Naissance de la problématique

Dans les deux classes où j’effectue mon stage, c’est-à-dire en PS/MS et GS/CP, les moments de lecture offerte sont très appréciés et attendus par les élèves. C’est également un instant privilégié pour moi pour les observer pendant ma lecture, noter leurs réactions, pour pouvoir ensuite proposer des lectures, des activités et voire même des projets en fonction de leur attitude vis-à-vis d’un livre. Au début de l’année, j’ai choisi de laisser les élèves choisir la lecture du jour dans la bibliothèque de la classe. Ce qui a retenu mon attention, c’est que les élèves redemandaient souvent les mêmes lectures ; mais plus encore, ils redemandaient toujours des livres où le personnage principal était un loup. En partant de ce constat, j’ai été amenée à me demander d’où venait cet intérêt particulier pour ce personnage. Qu’est-ce qui était vecteur de plaisir dans ces histoires ? En observant les élèves pendant la lecture, je notais bien souvent qu’ils avaient peur, ou du moins qu’ils faisaient semblant d’avoir peur, ce qui les faisait rire. En maternelle cela était davantage flagrant : les PS et MS exagéraient leurs réactions au point de théâtraliser leur émotion. Je me suis donc concentrée sur le personnage du loup en tant que symbole de la peur et de la terreur. Le loup est aussi très présent dans la littérature contemporaine, mais loin du stéréotype que l’on connaît. De ce fait, je me demande si cette nouvelle utilisation du loup pourrait permettre aux élèves de dépasser les stéréotypes construits autour de cet animal.

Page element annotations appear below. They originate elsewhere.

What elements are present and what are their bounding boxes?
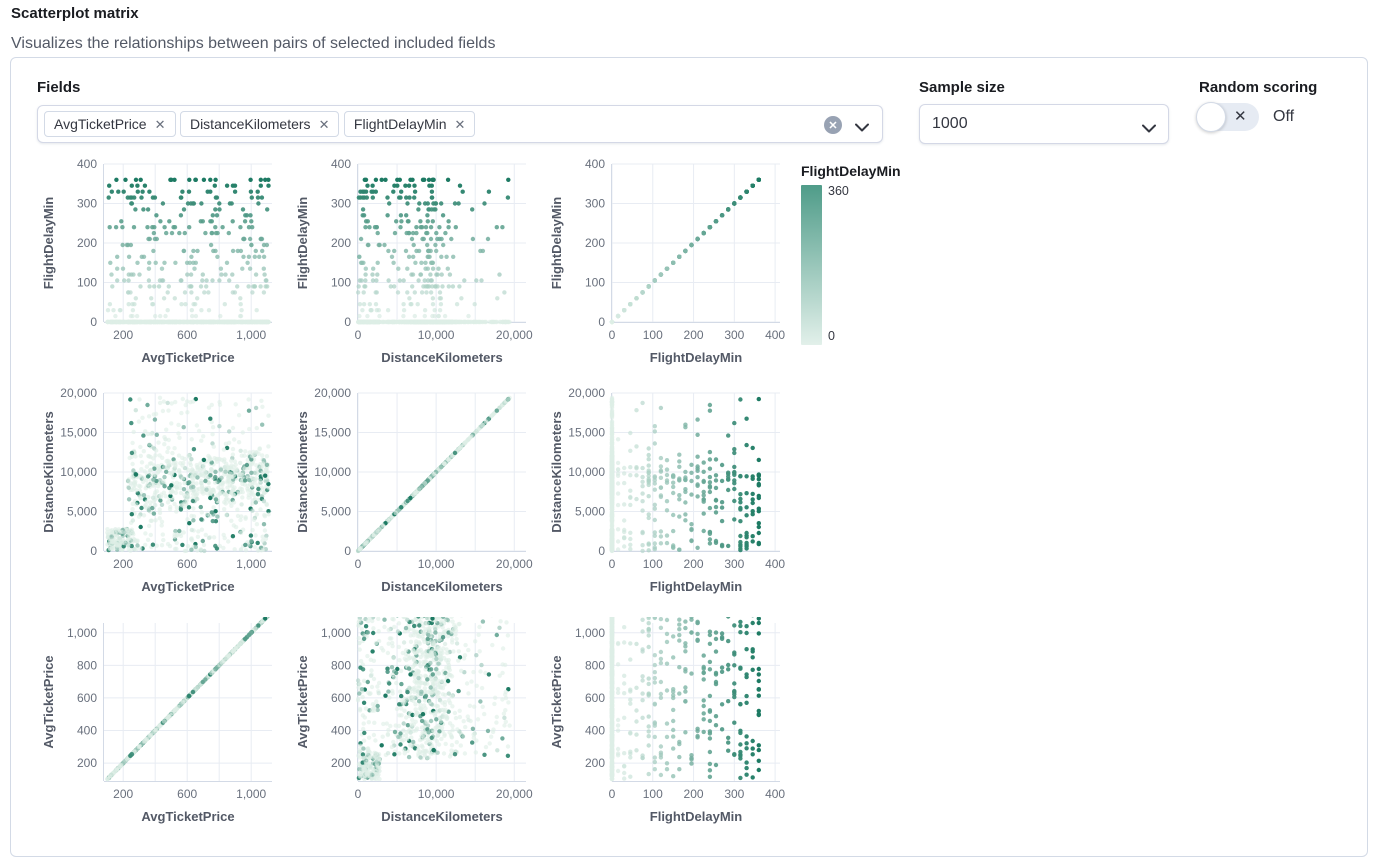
field-pill-label: DistanceKilometers [189, 116, 311, 132]
svg-text:1,000: 1,000 [236, 328, 266, 342]
svg-text:600: 600 [177, 557, 197, 571]
legend-title: FlightDelayMin [801, 163, 901, 179]
svg-text:10,000: 10,000 [60, 465, 97, 479]
random-scoring-toggle[interactable]: ✕ [1196, 102, 1259, 132]
svg-text:FlightDelayMin: FlightDelayMin [650, 350, 743, 365]
legend-min-label: 0 [828, 329, 835, 343]
field-pill-avgticketprice[interactable]: AvgTicketPrice ✕ [44, 111, 176, 137]
svg-text:400: 400 [331, 158, 351, 171]
scatterplot-matrix: 200 600 1,000 0 100 200 300 400 AvgTicketPrice Fl… [37, 158, 1047, 848]
toggle-knob[interactable] [1196, 102, 1226, 132]
svg-text:200: 200 [113, 557, 133, 571]
sample-size-select[interactable]: 1000 [919, 104, 1169, 144]
svg-text:200: 200 [585, 236, 605, 250]
remove-field-icon[interactable]: ✕ [154, 116, 166, 132]
legend-max-label: 360 [828, 184, 849, 198]
svg-text:100: 100 [77, 276, 97, 290]
color-legend: FlightDelayMin 360 0 [801, 163, 921, 345]
svg-text:AvgTicketPrice: AvgTicketPrice [141, 350, 234, 365]
svg-text:100: 100 [585, 276, 605, 290]
svg-text:FlightDelayMin: FlightDelayMin [549, 197, 564, 290]
sample-size-value: 1000 [932, 115, 968, 132]
page-title: Scatterplot matrix [11, 5, 139, 22]
svg-text:20,000: 20,000 [496, 328, 533, 342]
fields-combobox[interactable]: AvgTicketPrice ✕ DistanceKilometers ✕ Flig… [37, 105, 883, 143]
scatterplot-avgticketprice-vs-flightdelaymin[interactable]: 0 100 200 300 400 200 400 600 800 1,000 FlightDela… [545, 617, 799, 846]
remove-field-icon[interactable]: ✕ [318, 116, 330, 132]
svg-text:0: 0 [355, 328, 362, 342]
scatterplot-avgticketprice-vs-distancekilometers[interactable]: 0 10,000 20,000 200 400 600 800 1,000 DistanceKi… [291, 617, 545, 846]
field-pill-label: FlightDelayMin [353, 116, 447, 132]
scatterplot-flightdelaymin-vs-avgticketprice[interactable]: 200 600 1,000 0 100 200 300 400 AvgTicketPrice Fl… [37, 158, 291, 387]
svg-text:15,000: 15,000 [60, 426, 97, 440]
clear-fields-icon[interactable]: ✕ [824, 116, 842, 134]
svg-text:200: 200 [684, 328, 704, 342]
toggle-off-icon: ✕ [1234, 108, 1247, 125]
scatterplot-distancekilometers-vs-distancekilometers[interactable]: 0 10,000 20,000 0 5,000 10,000 15,000 20,000 Dis… [291, 387, 545, 616]
svg-text:DistanceKilometers: DistanceKilometers [381, 350, 502, 365]
remove-field-icon[interactable]: ✕ [454, 116, 466, 132]
svg-text:400: 400 [77, 158, 97, 171]
svg-text:DistanceKilometers: DistanceKilometers [41, 411, 56, 532]
page-subtitle: Visualizes the relationships between pai… [11, 35, 496, 52]
field-pill-flightdelaymin[interactable]: FlightDelayMin ✕ [343, 111, 476, 137]
svg-text:300: 300 [77, 197, 97, 211]
svg-text:FlightDelayMin: FlightDelayMin [41, 197, 56, 290]
svg-text:AvgTicketPrice: AvgTicketPrice [141, 579, 234, 594]
fields-label: Fields [37, 79, 81, 96]
svg-text:600: 600 [177, 328, 197, 342]
scatterplot-matrix-panel: Fields AvgTicketPrice ✕ DistanceKilometer… [10, 57, 1368, 857]
svg-text:200: 200 [331, 236, 351, 250]
svg-text:5,000: 5,000 [67, 505, 97, 519]
svg-text:0: 0 [90, 315, 97, 329]
svg-text:400: 400 [585, 158, 605, 171]
scatterplot-flightdelaymin-vs-distancekilometers[interactable]: 0 10,000 20,000 0 100 200 300 400 DistanceKilome… [291, 158, 545, 387]
scatterplot-distancekilometers-vs-flightdelaymin[interactable]: 0 100 200 300 400 0 5,000 10,000 15,000 20,000 Fli… [545, 387, 799, 616]
sample-size-label: Sample size [919, 79, 1005, 96]
scatterplot-avgticketprice-vs-avgticketprice[interactable]: 200 600 1,000 200 400 600 800 1,000 AvgTicketPri… [37, 617, 291, 846]
svg-text:0: 0 [90, 544, 97, 558]
svg-text:300: 300 [724, 328, 744, 342]
svg-text:0: 0 [344, 315, 351, 329]
svg-text:10,000: 10,000 [418, 328, 455, 342]
svg-text:1,000: 1,000 [236, 557, 266, 571]
svg-text:400: 400 [765, 328, 785, 342]
scatterplot-flightdelaymin-vs-flightdelaymin[interactable]: 0 100 200 300 400 0 100 200 300 400 FlightDelayMin… [545, 158, 799, 387]
svg-text:0: 0 [609, 328, 616, 342]
legend-gradient-bar [801, 185, 822, 345]
svg-text:300: 300 [585, 197, 605, 211]
random-scoring-state: Off [1273, 108, 1295, 125]
field-pill-distancekilometers[interactable]: DistanceKilometers ✕ [179, 111, 340, 137]
svg-text:100: 100 [331, 276, 351, 290]
chevron-down-icon[interactable] [855, 119, 869, 137]
svg-text:200: 200 [113, 328, 133, 342]
svg-text:FlightDelayMin: FlightDelayMin [295, 197, 310, 290]
svg-text:20,000: 20,000 [60, 387, 97, 400]
svg-text:100: 100 [643, 328, 663, 342]
svg-text:0: 0 [598, 315, 605, 329]
svg-text:200: 200 [77, 236, 97, 250]
field-pill-label: AvgTicketPrice [54, 116, 147, 132]
chevron-down-icon [1142, 120, 1156, 138]
svg-text:300: 300 [331, 197, 351, 211]
scatterplot-distancekilometers-vs-avgticketprice[interactable]: 200 600 1,000 0 5,000 10,000 15,000 20,000 AvgTi… [37, 387, 291, 616]
random-scoring-label: Random scoring [1199, 79, 1318, 96]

Les différentes apparitions du loup dans la littérature de jeunesse : des mythes à la littérature contemporaine

À la fois aimé et détesté, inspirant peur et admiration, doté de pouvoirs maléfiques ou protecteurs, le loup est un personnage ambigu de la littérature. Le loup a une présence importante dans la littérature de jeunesse en tant que symbole de la peur, de la haine et du mépris. L’image traditionnelle du loup est mauvaise – il est perçu comme un prédateur. Cela est renforcé par son apparition dans le conte traditionnel comme un animal cruel – comme dans Le Petit Chaperon Rouge ou Les Trois Petits Cochons. Il est décrit comme un personnage qui mange des enfants, des personnages âgés, mais aussi des animaux plus faibles que lui. Il est donc utilisé comme un symbole : un danger, tout ce qu’il y a de mauvais.

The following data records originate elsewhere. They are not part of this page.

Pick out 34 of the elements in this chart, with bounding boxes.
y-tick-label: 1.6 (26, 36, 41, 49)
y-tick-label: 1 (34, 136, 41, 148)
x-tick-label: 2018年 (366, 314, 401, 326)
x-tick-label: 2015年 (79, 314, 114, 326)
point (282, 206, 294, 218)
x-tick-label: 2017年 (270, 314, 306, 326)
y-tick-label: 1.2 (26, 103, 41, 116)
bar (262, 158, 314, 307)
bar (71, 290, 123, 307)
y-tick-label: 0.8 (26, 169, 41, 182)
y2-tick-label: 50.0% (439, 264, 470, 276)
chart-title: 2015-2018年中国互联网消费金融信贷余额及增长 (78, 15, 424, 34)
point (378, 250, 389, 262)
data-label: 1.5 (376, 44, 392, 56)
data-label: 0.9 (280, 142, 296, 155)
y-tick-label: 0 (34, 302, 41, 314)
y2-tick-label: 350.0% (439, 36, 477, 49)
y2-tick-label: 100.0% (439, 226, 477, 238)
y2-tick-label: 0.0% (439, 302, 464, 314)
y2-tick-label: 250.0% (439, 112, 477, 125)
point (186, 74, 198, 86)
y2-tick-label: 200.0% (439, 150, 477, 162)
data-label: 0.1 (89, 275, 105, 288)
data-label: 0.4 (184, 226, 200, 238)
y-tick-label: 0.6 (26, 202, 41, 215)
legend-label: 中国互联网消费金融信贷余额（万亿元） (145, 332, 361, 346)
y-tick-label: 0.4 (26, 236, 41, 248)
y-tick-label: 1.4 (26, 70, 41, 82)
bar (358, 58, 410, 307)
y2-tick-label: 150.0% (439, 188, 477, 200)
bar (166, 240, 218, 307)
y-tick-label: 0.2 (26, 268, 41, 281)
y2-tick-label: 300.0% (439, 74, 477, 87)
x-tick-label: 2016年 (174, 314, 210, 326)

Dans la mythologie grecque et latine, le loup incarne le mal, la sauvagerie, mais il peut aussi apparaître comme protecteur, voire nourricier, comme la louve allaitant Remus et Romulus. À cette époque déjà, le loup servait à effrayer les enfants pour obtenir obéissance. Les représentations varient chez les poètes et les philosophes également : pour Platon, le loup est un tyran, alors qu’il symbolise des valeurs guerrières chez Homère. Dans les fables d’Esope, le loup permet de pointer la méchanceté de l’homme. Au Moyen-Âge, une œuvre en particulier devient emblématique : le Roman de Renart et le loup Ysengrin. L’image de la bête sauvage continue d’être utilisée dans le roman. Plusieurs caractéristiques du loup ressortent de cet ouvrage, caractéristiques qui n’ont cessé d’apparaître par la suite dans la littérature de jeunesse : l’avidité, le manque de réflexion, ou la bestialité. On en retient que le loup est simplement un animal féroce motivé par ses besoins primaires. Le Bestiaire du Moyen-Âge, aussi appelé « Livre des natures des animaux », utilise cet animal dans ses récits pour chasser la crainte qu’inspirait le loup à cette époque.

Le loup, et le monde des animaux en général, est un moyen de critiquer la société et les hommes. Au XVIIème siècle, plusieurs auteurs exploitent ainsi l’image du loup : Agrippa Aubigné, à travers son poème Les Tragiques (1616) ; La Fontaine, à travers ses fables ; ou encore Charles Perrault et les frères Grimm à travers les contes. Agrippa Aubigné s’en prend à la folie criminelle des hommes représentés par le loup, notamment les rois, les catholiques, le pape, les tyrans et leur armée, en opposition à l’agneau qui symbolise les protestants opprimés. Chez La Fontaine, le loup est plus ambigu. En effet, si dans « Le loup et le Renard » (1678) il revêt l’image du loup fort et malin, dans « Le Loup et le Chien », il est plutôt un symbole de liberté. Le fabuliste utilise différents traits de caractère du personnage en fonction de l’idée qu’il veut faire passer à travers ses écrits. Ainsi, le loup peut être cruel, méchant, naïf, ingrat, avide, spirituel ou philosophe, mais La Fontaine insiste tout de même sur le fait qu’un loup reste à jamais un loup.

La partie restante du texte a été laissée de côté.